DANVILLE, Va. (WDBJ) -- Many people adopted at birth have to live with the reality that they may never meet, or know the identity, of their biological parents.
Austin Bond was given up for adoption the moment he was born. He grew up knowing he was adopted, but never knew why.
That is until one day at the Danville Library in Danville, Virginia, when he met Danielle Pritchett in the Genealogy room and said, "'I have this story. I bet you've never heard anything like this before,' and I was like, I've heard it all. Try me," says Pritchett.
"I gave her the backstory, or what I knew, and I told her that I had my original birth certificate and the original adoption papers, and she said, 'Well, bring them in, let's see what we can find,'" says Bond.

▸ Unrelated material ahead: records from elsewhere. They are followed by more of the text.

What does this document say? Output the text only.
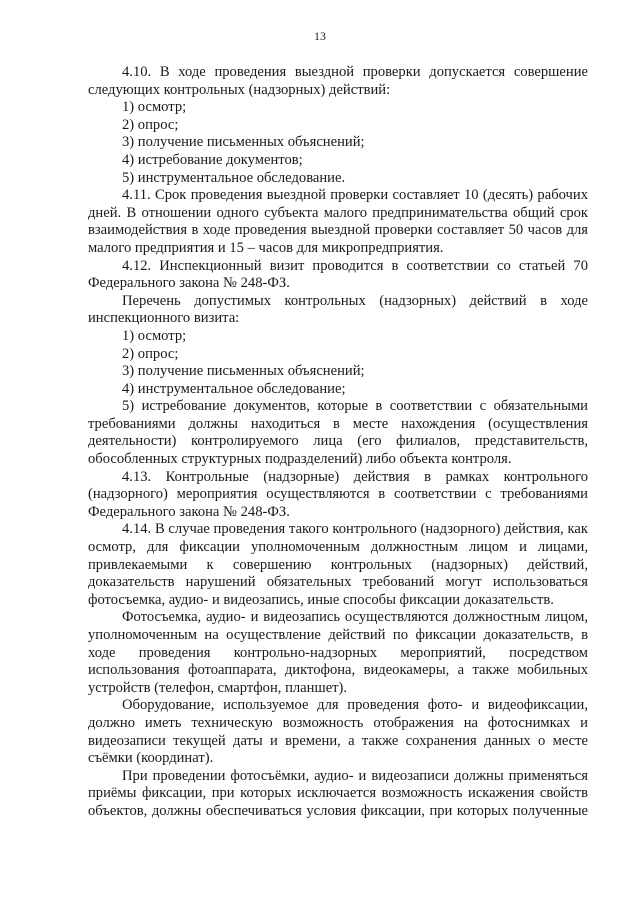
13
4.10. В ходе проведения выездной проверки допускается совершение следующих контрольных (надзорных) действий:
1) осмотр;
2) опрос;
3) получение письменных объяснений;
4) истребование документов;
5) инструментальное обследование.
4.11. Срок проведения выездной проверки составляет 10 (десять) рабочих дней. В отношении одного субъекта малого предпринимательства общий срок взаимодействия в ходе проведения выездной проверки составляет 50 часов для малого предприятия и 15 – часов для микропредприятия.
4.12. Инспекционный визит проводится в соответствии со статьей 70 Федерального закона № 248-ФЗ.
Перечень допустимых контрольных (надзорных) действий в ходе инспекционного визита:
1) осмотр;
2) опрос;
3) получение письменных объяснений;
4) инструментальное обследование;
5) истребование документов, которые в соответствии с обязательными требованиями должны находиться в месте нахождения (осуществления деятельности) контролируемого лица (его филиалов, представительств, обособленных структурных подразделений) либо объекта контроля.
4.13. Контрольные (надзорные) действия в рамках контрольного (надзорного) мероприятия осуществляются в соответствии с требованиями Федерального закона № 248-ФЗ.
4.14. В случае проведения такого контрольного (надзорного) действия, как осмотр, для фиксации уполномоченным должностным лицом и лицами, привлекаемыми к совершению контрольных (надзорных) действий, доказательств нарушений обязательных требований могут использоваться фотосъемка, аудио- и видеозапись, иные способы фиксации доказательств.
Фотосъемка, аудио- и видеозапись осуществляются должностным лицом, уполномоченным на осуществление действий по фиксации доказательств, в ходе проведения контрольно-надзорных мероприятий, посредством использования фотоаппарата, диктофона, видеокамеры, а также мобильных устройств (телефон, смартфон, планшет).
Оборудование, используемое для проведения фото- и видеофиксации, должно иметь техническую возможность отображения на фотоснимках и видеозаписи текущей даты и времени, а также сохранения данных о месте съёмки (координат).
При проведении фотосъёмки, аудио- и видеозаписи должны применяться приёмы фиксации, при которых исключается возможность искажения свойств объектов, должны обеспечиваться условия фиксации, при которых полученные
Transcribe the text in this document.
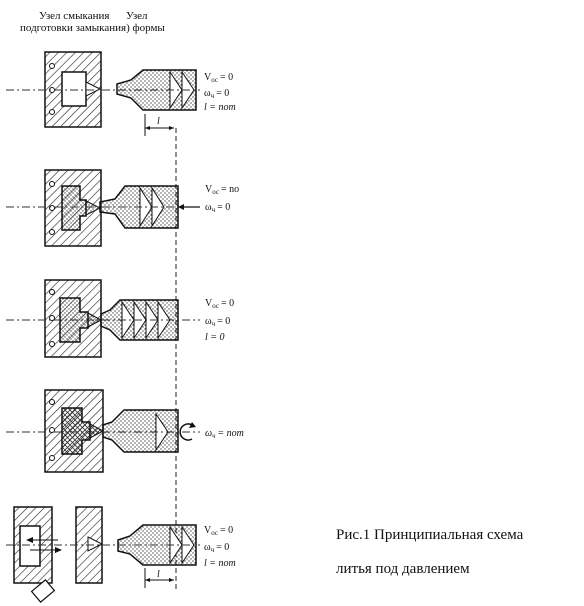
Узел смыкания Узел
подготовки замыкания) формы
l
$V_{ос} = 0$
$\omega_ч = 0$
l = nom
$V_{ос}$ = no
$\omega_ч = 0$
$V_{ос} = 0$
$\omega_ч = 0$
l = 0
$\omega_ч$ = nom
l
$V_{ос} = 0$
$\omega_ч = 0$
l = nom
Рис.1 Принципиальная схема
литья под давлением
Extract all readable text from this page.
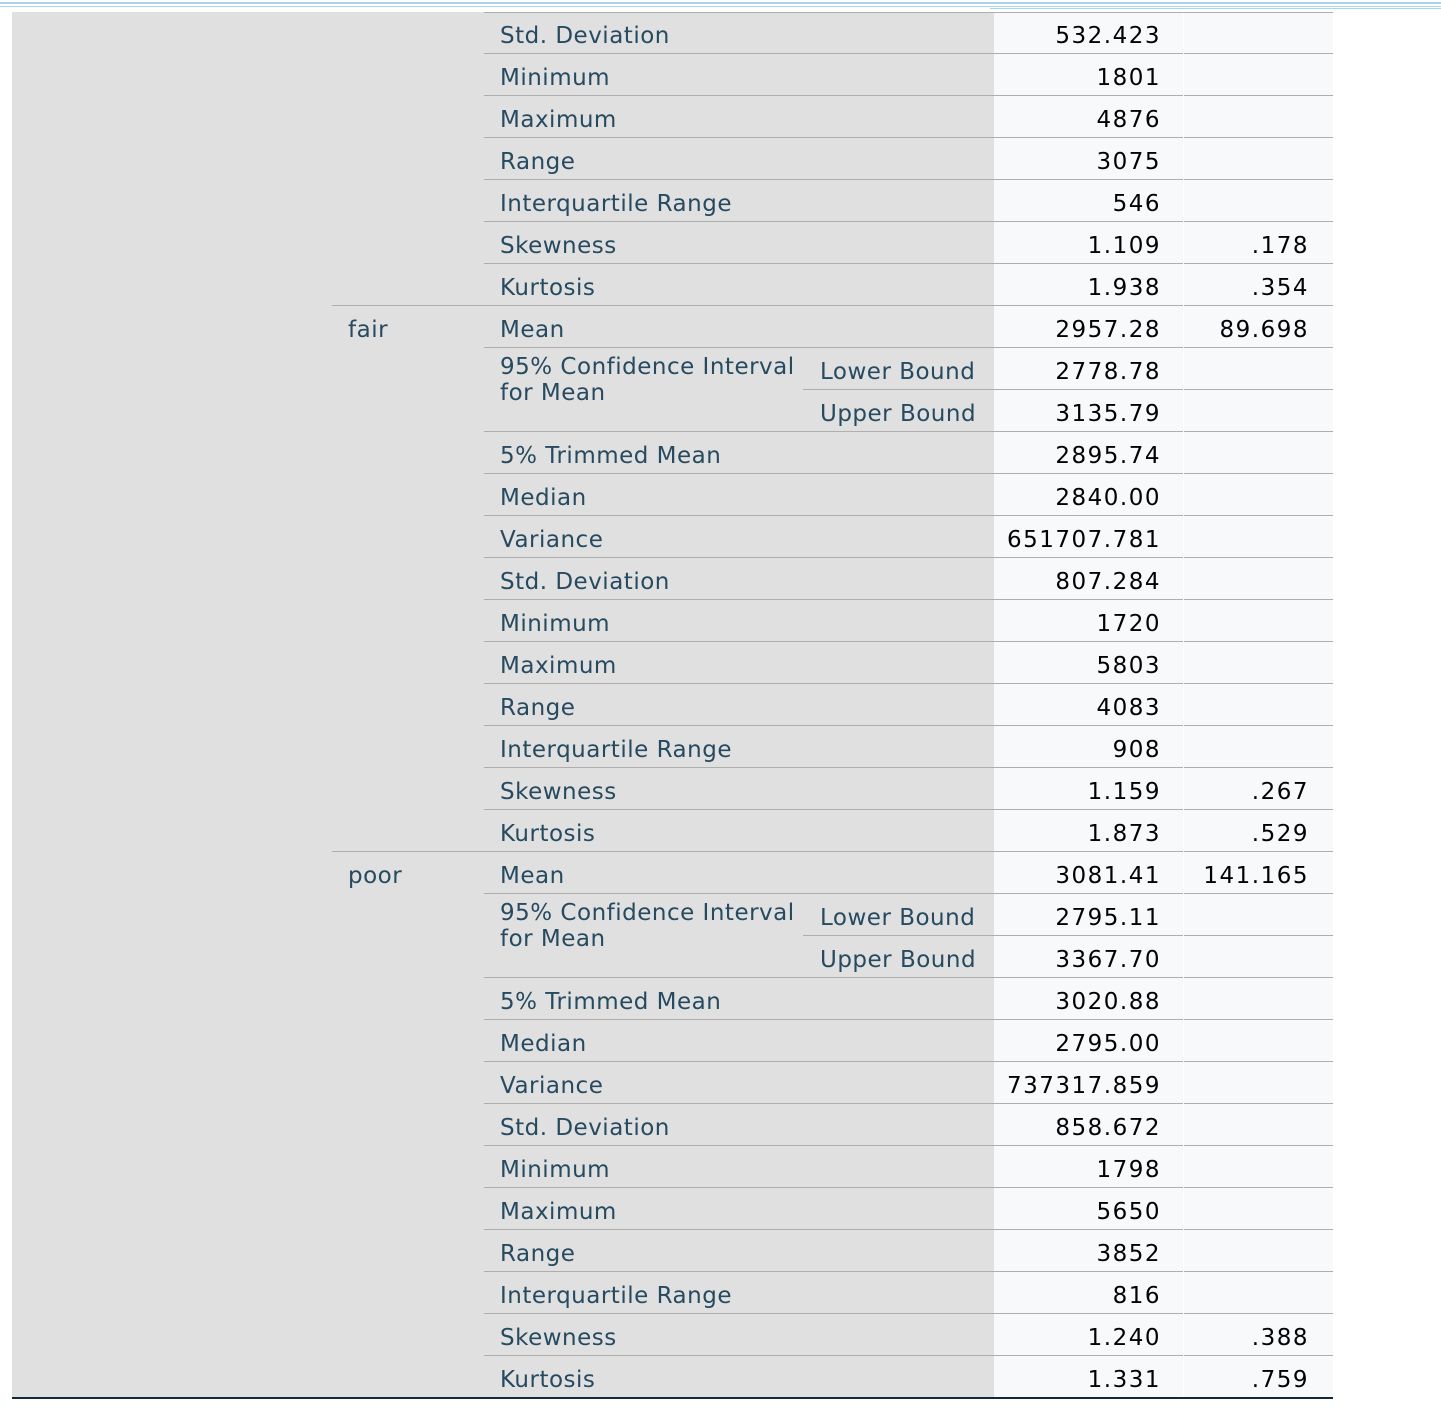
Std. Deviation	532.423
Minimum	1801
Maximum	4876
Range	3075
Interquartile Range	546
Skewness	1.109	.178
Kurtosis	1.938	.354
fair	Mean	2957.28	89.698
95% Confidence Interval for Mean
Lower Bound	2778.78
Upper Bound	3135.79
5% Trimmed Mean	2895.74
Median	2840.00
Variance	651707.781
Std. Deviation	807.284
Minimum	1720
Maximum	5803
Range	4083
Interquartile Range	908
Skewness	1.159	.267
Kurtosis	1.873	.529
poor	Mean	3081.41 141.165
95% Confidence Interval for Mean
Lower Bound	2795.11
Upper Bound	3367.70
5% Trimmed Mean	3020.88
Median	2795.00
Variance	737317.859
Std. Deviation	858.672
Minimum	1798
Maximum	5650
Range	3852
Interquartile Range	816
Skewness	1.240	.388
Kurtosis	1.331	.759
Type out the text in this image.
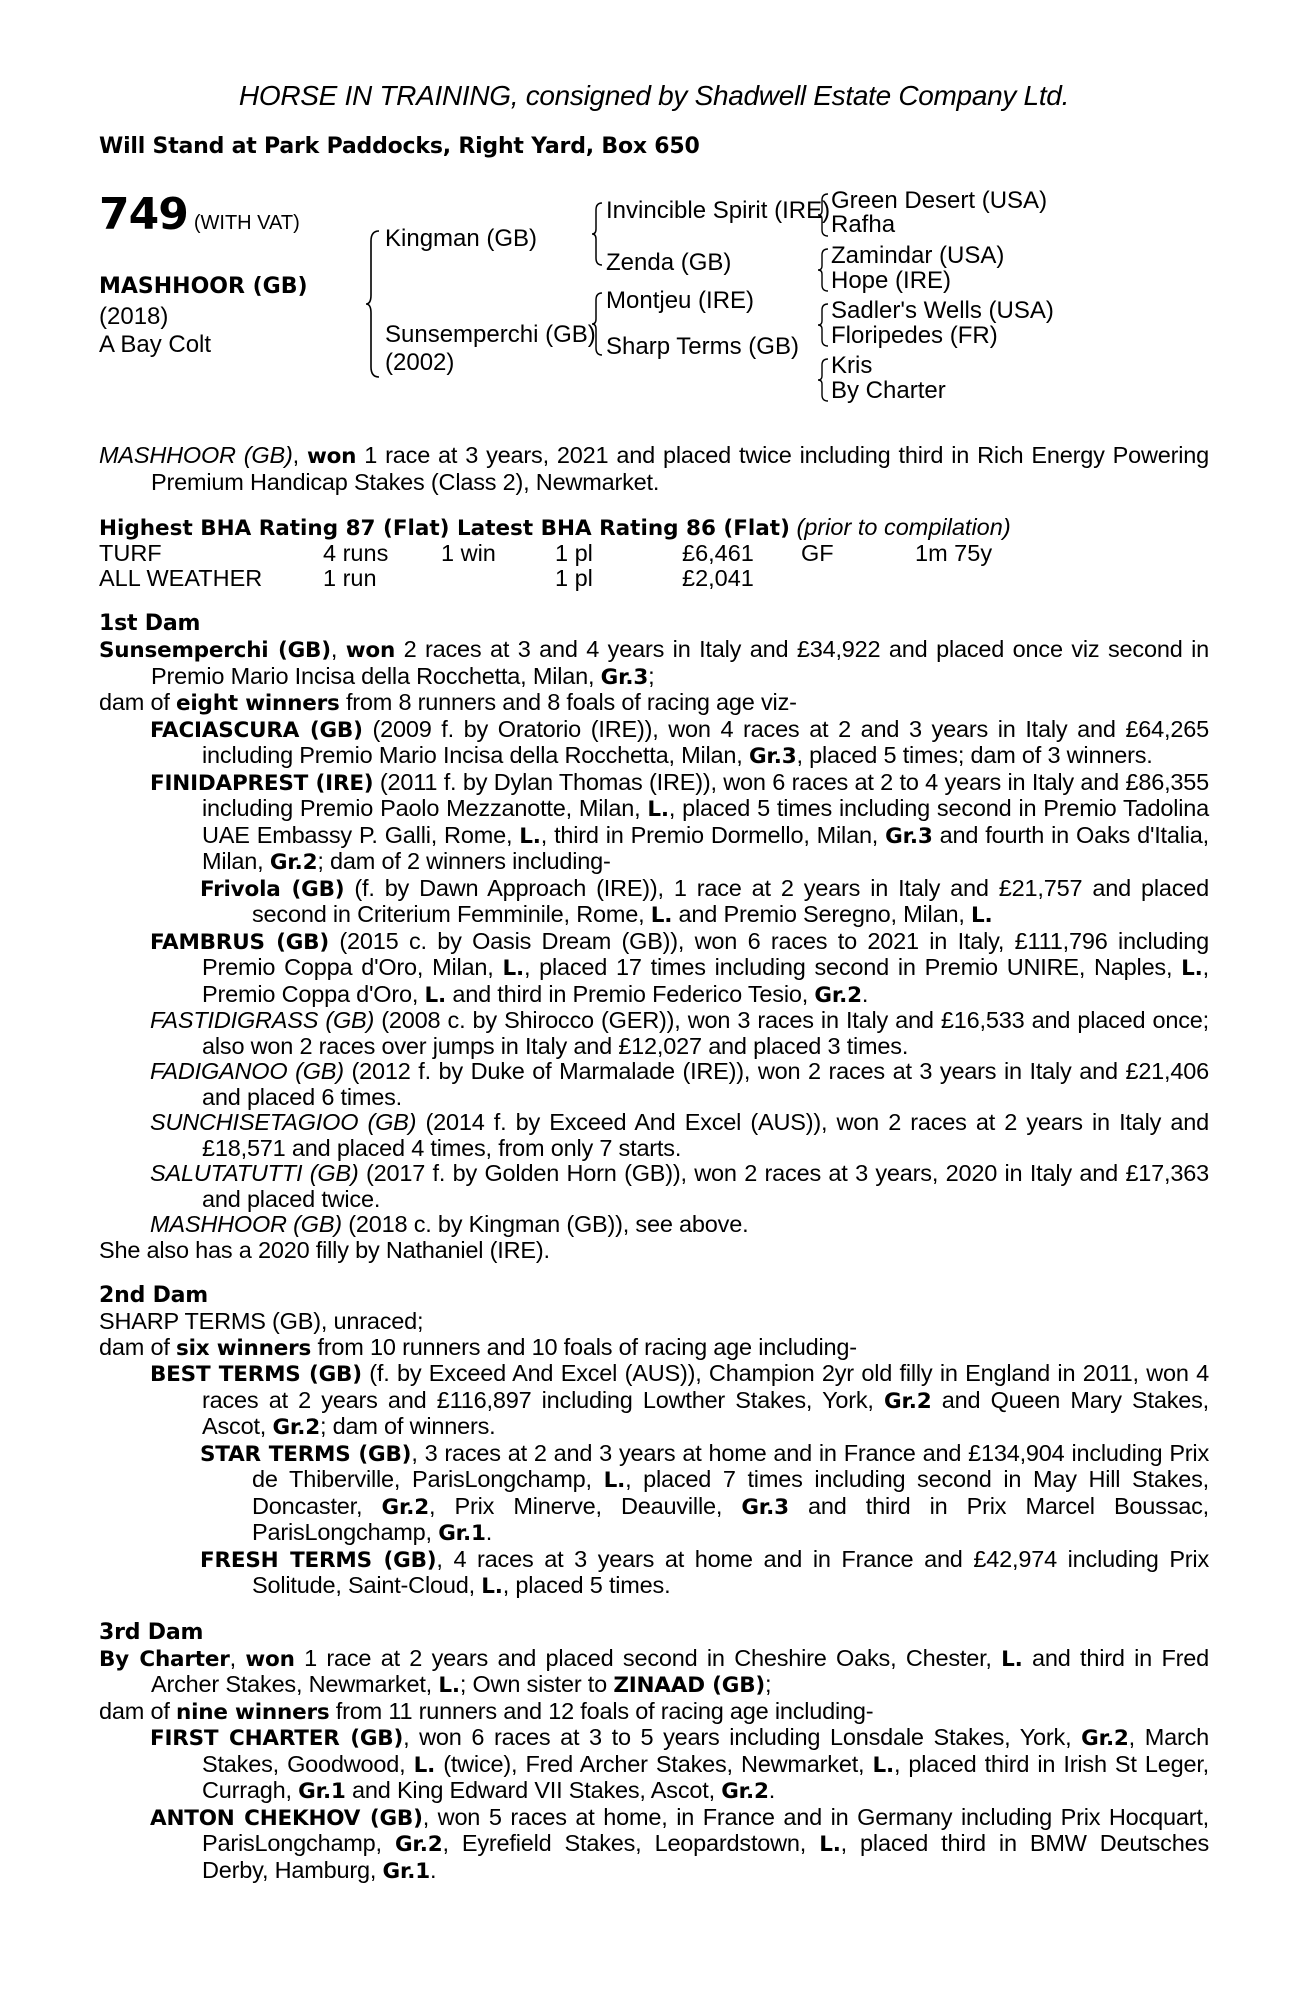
HORSE IN TRAINING, consigned by Shadwell Estate Company Ltd.
Will Stand at Park Paddocks, Right Yard, Box 650
749 (WITH VAT)
MASHHOOR (GB)
(2018)
A Bay Colt
Kingman (GB)
Sunsemperchi (GB)
(2002)
Invincible Spirit (IRE)
Zenda (GB)
Montjeu (IRE)
Sharp Terms (GB)
Green Desert (USA)
Rafha
Zamindar (USA)
Hope (IRE)
Sadler's Wells (USA)
Floripedes (FR)
Kris
By Charter

MASHHOOR (GB), won 1 race at 3 years, 2021 and placed twice including third in Rich Energy Powering Premium Handicap Stakes (Class 2), Newmarket.

Highest BHA Rating 87 (Flat) Latest BHA Rating 86 (Flat) (prior to compilation)

TURF	4 runs 1 win	1 pl	£6,461 GF	1m 75y
ALL WEATHER	1 run	1 pl	£2,041

1st Dam

Sunsemperchi (GB), won 2 races at 3 and 4 years in Italy and £34,922 and placed once viz second in Premio Mario Incisa della Rocchetta, Milan, Gr.3;

dam of eight winners from 8 runners and 8 foals of racing age viz-

FACIASCURA (GB) (2009 f. by Oratorio (IRE)), won 4 races at 2 and 3 years in Italy and £64,265 including Premio Mario Incisa della Rocchetta, Milan, Gr.3, placed 5 times; dam of 3 winners.

FINIDAPREST (IRE) (2011 f. by Dylan Thomas (IRE)), won 6 races at 2 to 4 years in Italy and £86,355 including Premio Paolo Mezzanotte, Milan, L., placed 5 times including second in Premio Tadolina UAE Embassy P. Galli, Rome, L., third in Premio Dormello, Milan, Gr.3 and fourth in Oaks d'Italia, Milan, Gr.2; dam of 2 winners including-

Frivola (GB) (f. by Dawn Approach (IRE)), 1 race at 2 years in Italy and £21,757 and placed second in Criterium Femminile, Rome, L. and Premio Seregno, Milan, L.

FAMBRUS (GB) (2015 c. by Oasis Dream (GB)), won 6 races to 2021 in Italy, £111,796 including Premio Coppa d'Oro, Milan, L., placed 17 times including second in Premio UNIRE, Naples, L., Premio Coppa d'Oro, L. and third in Premio Federico Tesio, Gr.2.

FASTIDIGRASS (GB) (2008 c. by Shirocco (GER)), won 3 races in Italy and £16,533 and placed once; also won 2 races over jumps in Italy and £12,027 and placed 3 times.

FADIGANOO (GB) (2012 f. by Duke of Marmalade (IRE)), won 2 races at 3 years in Italy and £21,406 and placed 6 times.

SUNCHISETAGIOO (GB) (2014 f. by Exceed And Excel (AUS)), won 2 races at 2 years in Italy and £18,571 and placed 4 times, from only 7 starts.

SALUTATUTTI (GB) (2017 f. by Golden Horn (GB)), won 2 races at 3 years, 2020 in Italy and £17,363 and placed twice.

MASHHOOR (GB) (2018 c. by Kingman (GB)), see above.

She also has a 2020 filly by Nathaniel (IRE).

2nd Dam

SHARP TERMS (GB), unraced;

dam of six winners from 10 runners and 10 foals of racing age including-

BEST TERMS (GB) (f. by Exceed And Excel (AUS)), Champion 2yr old filly in England in 2011, won 4 races at 2 years and £116,897 including Lowther Stakes, York, Gr.2 and Queen Mary Stakes, Ascot, Gr.2; dam of winners.

STAR TERMS (GB), 3 races at 2 and 3 years at home and in France and £134,904 including Prix de Thiberville, ParisLongchamp, L., placed 7 times including second in May Hill Stakes, Doncaster, Gr.2, Prix Minerve, Deauville, Gr.3 and third in Prix Marcel Boussac, ParisLongchamp, Gr.1.

FRESH TERMS (GB), 4 races at 3 years at home and in France and £42,974 including Prix Solitude, Saint-Cloud, L., placed 5 times.

3rd Dam

By Charter, won 1 race at 2 years and placed second in Cheshire Oaks, Chester, L. and third in Fred Archer Stakes, Newmarket, L.; Own sister to ZINAAD (GB);

dam of nine winners from 11 runners and 12 foals of racing age including-

FIRST CHARTER (GB), won 6 races at 3 to 5 years including Lonsdale Stakes, York, Gr.2, March Stakes, Goodwood, L. (twice), Fred Archer Stakes, Newmarket, L., placed third in Irish St Leger, Curragh, Gr.1 and King Edward VII Stakes, Ascot, Gr.2.

ANTON CHEKHOV (GB), won 5 races at home, in France and in Germany including Prix Hocquart, ParisLongchamp, Gr.2, Eyrefield Stakes, Leopardstown, L., placed third in BMW Deutsches Derby, Hamburg, Gr.1.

He took in the items the next day, and Pritchett got to work. She searched dozens of websites and found Bond's mother. She died in 2008. Pritchett found a picture of her headstone on findagrave.com, which led to an obituary.
"It had a list of all her children and so from there, I looked on some other different websites and found their addresses and so I wrote out a letter, sent it to them and just waited for a response," says Pritchett.
A few weeks later, she got a call from Bond's biological sister, Tina Kay.
She remembered her mom being pregnant with Bond, and wanted to meet him.
"It's emotional, because, you know, you think, it wasn't like I hadn't tried to find my family over the years," says Bond.
Bond called his sister that night and they talked for nearly two hours, comparing notes and trying to come up with a plan to meet. On Labor Day, he traveled to West Virginia and he met his sister and brother for the very first time.
"For me, it just came natural, it's like we've known each other all our lives when we haven't," says Bond.
Bond says he and his siblings talk regularly now and have several plans to visit, all thanks to a chance meeting at the library.
"It was a fluke. I mean it wasn't like I went to the library saying, 'What can you do to help me here?' Everything was just dumb luck. Right place, right time, right individual," says Bond.
Bond says he and his siblings are planning a beach trip for over the holidays.
He says sometimes ignorance is bliss, but he has no regrets searching for his family. He encourages anyone that's having issues finding theirs to contact their local library.